Saturday, November 05, 2005

"What You Need Is Appeasement"

France's disaster is now ten days old. (photo credit) Apparently, French authorities have no clue what to do. Things continue to deteriorate, the "rioters" growing increasingly bold . . . and sophisticated:
The rioters have also started using motorbikes and mobile phones to trace the movements of police riot squads, in tactics reminiscent of urban guerrilla movements.

"Each night we turn this place into Baghdad", says one masked youth in Sevran near Paris. As a political statement, there have been better - but these riots seem to be more aimed at the television cameras than the National Assembly.

* * *

"Why did they set my car on fire, why mine?" asks one young man as he watches it go up in flames. He knows the perpetrators, he says. They're neighbours of his, but he refuses to name them.

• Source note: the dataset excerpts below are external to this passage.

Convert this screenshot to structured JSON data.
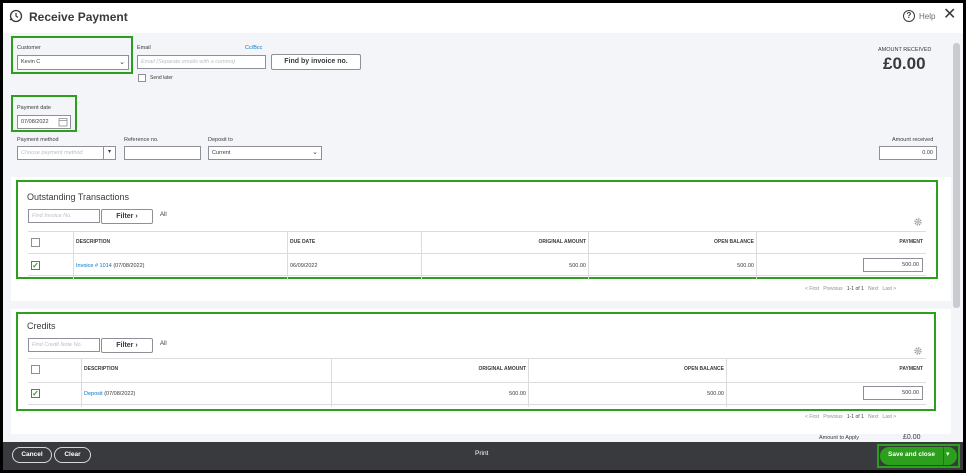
{
  "header": {
    "title": "Receive Payment",
    "help_label": "Help"
  },
  "customer": {
    "label": "Customer",
    "value": "Kevin C"
  },
  "email": {
    "label": "Email",
    "placeholder": "Email (Separate emails with a comma)",
    "ccbcc": "Cc/Bcc",
    "send_later": "Send later"
  },
  "find_button": "Find by invoice no.",
  "amount_received_summary": {
    "label": "AMOUNT RECEIVED",
    "value": "£0.00"
  },
  "payment_date": {
    "label": "Payment date",
    "value": "07/08/2022"
  },
  "payment_method": {
    "label": "Payment method",
    "placeholder": "Choose payment method"
  },
  "reference": {
    "label": "Reference no.",
    "value": ""
  },
  "deposit_to": {
    "label": "Deposit to",
    "value": "Current"
  },
  "amount_received": {
    "label": "Amount received",
    "value": "0.00"
  },
  "outstanding": {
    "title": "Outstanding Transactions",
    "search_placeholder": "Find Invoice No.",
    "filter_label": "Filter",
    "all_label": "All",
    "columns": {
      "description": "DESCRIPTION",
      "due_date": "DUE DATE",
      "original_amount": "ORIGINAL AMOUNT",
      "open_balance": "OPEN BALANCE",
      "payment": "PAYMENT"
    },
    "rows": [
      {
        "link": "Invoice # 1014",
        "date": "(07/08/2022)",
        "due_date": "06/09/2022",
        "original_amount": "500.00",
        "open_balance": "500.00",
        "payment": "500.00",
        "checked": true
      }
    ],
    "pager": {
      "first": "< First",
      "previous": "Previous",
      "range": "1-1 of 1",
      "next": "Next",
      "last": "Last >"
    }
  },
  "credits": {
    "title": "Credits",
    "search_placeholder": "Find Credit Note No.",
    "filter_label": "Filter",
    "all_label": "All",
    "columns": {
      "description": "DESCRIPTION",
      "original_amount": "ORIGINAL AMOUNT",
      "open_balance": "OPEN BALANCE",
      "payment": "PAYMENT"
    },
    "rows": [
      {
        "link": "Deposit",
        "date": "(07/08/2022)",
        "original_amount": "500.00",
        "open_balance": "500.00",
        "payment": "500.00",
        "checked": true
      }
    ],
    "pager": {
      "first": "< First",
      "previous": "Previous",
      "range": "1-1 of 1",
      "next": "Next",
      "last": "Last >"
    }
  },
  "amount_to_apply": {
    "label": "Amount to Apply",
    "value": "£0.00"
  },
  "footer": {
    "cancel": "Cancel",
    "clear": "Clear",
    "print": "Print",
    "save_close": "Save and close"
  },
  "colors": {
    "accent_green": "#2ca01c",
    "link_blue": "#0077c5",
    "footer_dark": "#393a3d"
  }
}
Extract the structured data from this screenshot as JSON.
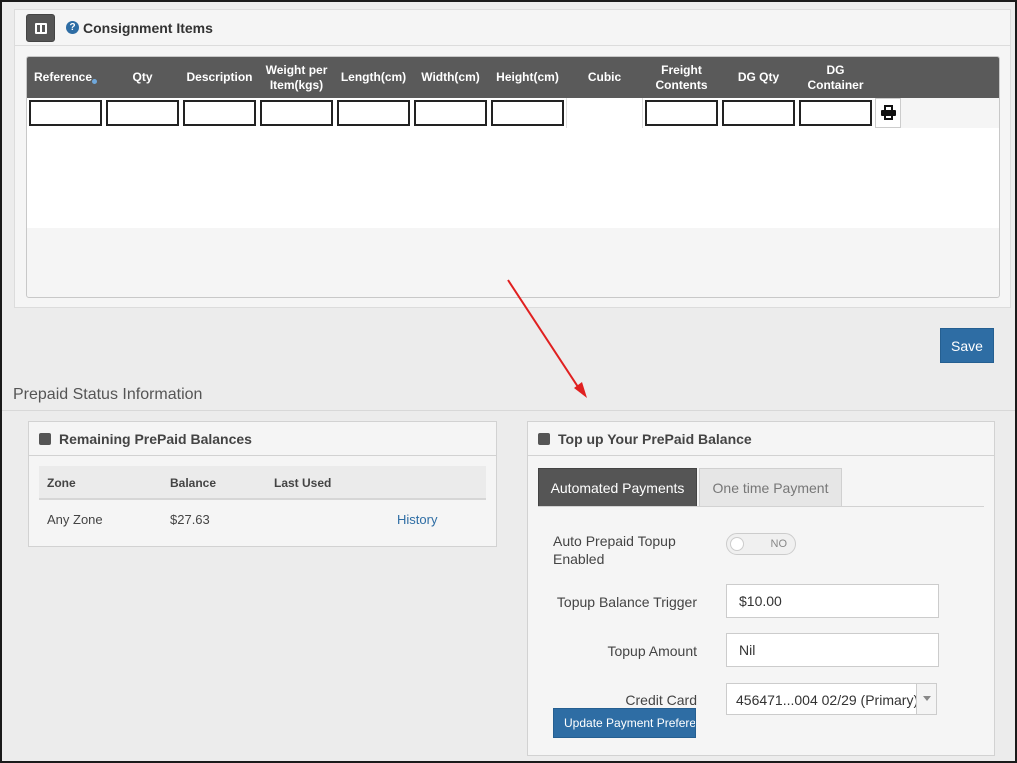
{
  "consignment": {
    "title": "Consignment Items",
    "columns": [
      "Reference",
      "Qty",
      "Description",
      "Weight per Item(kgs)",
      "Length(cm)",
      "Width(cm)",
      "Height(cm)",
      "Cubic",
      "Freight Contents",
      "DG Qty",
      "DG Container"
    ]
  },
  "save_label": "Save",
  "prepaid": {
    "section_title": "Prepaid Status Information",
    "balances": {
      "title": "Remaining PrePaid Balances",
      "headers": [
        "Zone",
        "Balance",
        "Last Used"
      ],
      "rows": [
        {
          "zone": "Any Zone",
          "balance": "$27.63",
          "last_used": "",
          "link": "History"
        }
      ]
    },
    "topup": {
      "title": "Top up Your PrePaid Balance",
      "tabs": [
        "Automated Payments",
        "One time Payment"
      ],
      "auto_label": "Auto Prepaid Topup Enabled",
      "switch_text": "NO",
      "trigger_label": "Topup Balance Trigger",
      "trigger_value": "$10.00",
      "amount_label": "Topup Amount",
      "amount_value": "Nil",
      "card_label": "Credit Card",
      "card_value": "456471...004 02/29 (Primary)",
      "update_button": "Update Payment Preferences"
    }
  },
  "colors": {
    "accent": "#2e6da4",
    "header_dark": "#5a5a5a",
    "annotation_arrow": "#e02020"
  }
}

"These are our kids," says Mohammed Rezzoug.
Kids? As for turning the streets into Baghdad, these "kids" are beginning to make Baghdad look like a safe zone. Far from being Paris Riots, the area of violence continues to widen:
Far-flung corners of France were hit by violence Saturday, from Rouen in Normandy to Bordeaux in the southwest to Strasbourg near the German border, although the Paris region has borne the brunt. In quiet Acheres, on the edge of the St. Germain forest west of the capital, arsonists torched a nursery school, where part of the roof caved in, and about a dozen cars in four attacks over an hour that the mayor said seemed "perfectly organized."
What's the latest word on how to address the growing threat to French civil society? Although it's hard to be shocked, it appears that something approaching capitulation is being urged upon the French government.
During the day hundreds of people joined marches in Paris suburbs to protest against the violence.
In Aulnay-sous-Bois, which has seen some of the worst of the rioting, residents walked past burnt out vehicles and buildings with banners reading "No to violence" and "Yes to dialogue". Prime Minister Dominique de Villepin met eight key ministers and the head of the Paris mosque, Dalil Boubakeur. After the meeting, Mr Boubakeur urged a change in tone from the government. "What I want from the authorities, from Mr Nicolas Sarkozy, the prime minister and senior officials are words of peace," he said. Mr de Villepin has been holding a series of meetings with public figures and ordinary people from the affected areas as he seeks an end to the crisis.
Let's see. How does one answer rampant violence and destruction of property? With meetings, marches, placards and words of peace, of course! The only French official to so far show a set -- Interior Minister Nicolas Sarkozy -- "is said by many to have aggravated the situation." (photo credit) Good grief. Given that this is France, the question simply must be put: How long before abject surrender? Well, if the (apparently craven) Equal Opportunities Czar has his way, not too bloody long:
Azouz Begag, the junior minister for equal opportunities and the only member of the government who grew up in one of those apartment blocks, immediately criticised Sarkozy's words. “You cannot tell the youths they're thugs. You cannot tell them you are going to go after them and send in the riot police. What you need is appeasement,” he said.
Yes. Appeasement. A frickin' parody of itself, no? Sunday's New York Times recognizes the somewhat squalid -- and widely held (within France and other European countries) -- sentiment that France has only itself to blame:
The government has been embarrassed by its inability to quell the disturbances, which have called into question its unique integration model, which discourages recognizing ethnic, religious or cultural differences in favor of French unity. There is no affirmative action, for example, and religious symbols, like the Muslim veil, are banned in schools.

"The republican integration model, on which France has for decades based its self-perception, is in flames," the German newspaper Frankfurter Allgemeine Zeitung declared. An editorial in Germany's Süddeutsche Zeitung called the violence around Paris an "intifada at the city gates," a reference to the anti-Israeli uprising by Palestinians.

So there it is. It's France's fault for maintaining a policy -- a "unique" policy -- that seeks to promote French unity. Note also that things have gotten so bad in France that the Germans are able to get away with advising on minority relations strategies. What a world.